First, that lone deer jumped straight up and high-tailed it, literally, toward the larger pasture to the right of the barn and corral. Second, in the same instant, both horses also jumped but, thank the good and merciful Lord, did not bolt. Now, the third thing is where things got interesting.
Third, the deer who had been behind the house to the left, hidden from my view as he munched on the bushes next to the oak tree, leaped and soared within five feet of me on his way to the same pasture as the others. Fourth, his or her companion, two short seconds slower, ran behind me, this time within three feet. It was getting crowded I guess on the only pathway away from the obviously insane human.

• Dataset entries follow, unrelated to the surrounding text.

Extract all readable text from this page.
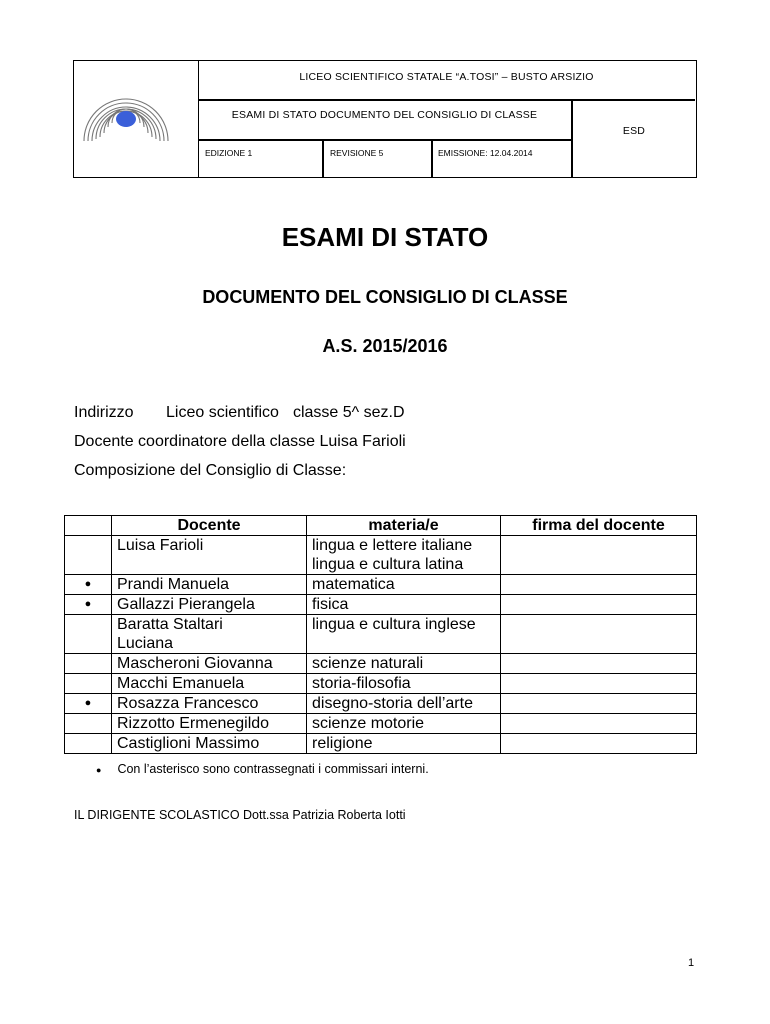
LICEO SCIENTIFICO STATALE “A.TOSI” – BUSTO ARSIZIO
ESAMI DI STATO DOCUMENTO DEL CONSIGLIO DI CLASSE
ESD
EDIZIONE 1	REVISIONE 5	EMISSIONE: 12.04.2014
ESAMI DI STATO
DOCUMENTO DEL CONSIGLIO DI CLASSE
A.S. 2015/2016
Indirizzo Liceo scientifico classe 5^ sez.D
Docente coordinatore della classe Luisa Farioli
Composizione del Consiglio di Classe:
	Docente	materia/e	firma del docente
	Luisa Farioli	lingua e lettere italiane
lingua e cultura latina	
●	Prandi Manuela	matematica	
●	Gallazzi Pierangela	fisica	
	Baratta Staltari
Luciana	lingua e cultura inglese	
	Mascheroni Giovanna	scienze naturali	
	Macchi Emanuela	storia-filosofia	
●	Rosazza Francesco	disegno-storia dell’arte	
	Rizzotto Ermenegildo	scienze motorie	
	Castiglioni Massimo	religione	
● Con l’asterisco sono contrassegnati i commissari interni.
IL DIRIGENTE SCOLASTICO Dott.ssa Patrizia Roberta Iotti
1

Fifth, I stood still – for how long, I don’t know, reflecting that what I had just done was not the wisest move I had ever made. Sixth, a bit shakily I turned and went back inside, pondering what I knew happened when a deer and a car collided. What would a full-steam ahead dear and human collision look like? Not so great for the human, I was sure of that.
Sally and I got a good laugh, but I think about it every time I see a deer, which is often. Next Christmas, I don’t think I’ll laugh so hard when I hear that song “Grandma got run over by the reindeer.” Nana almost did!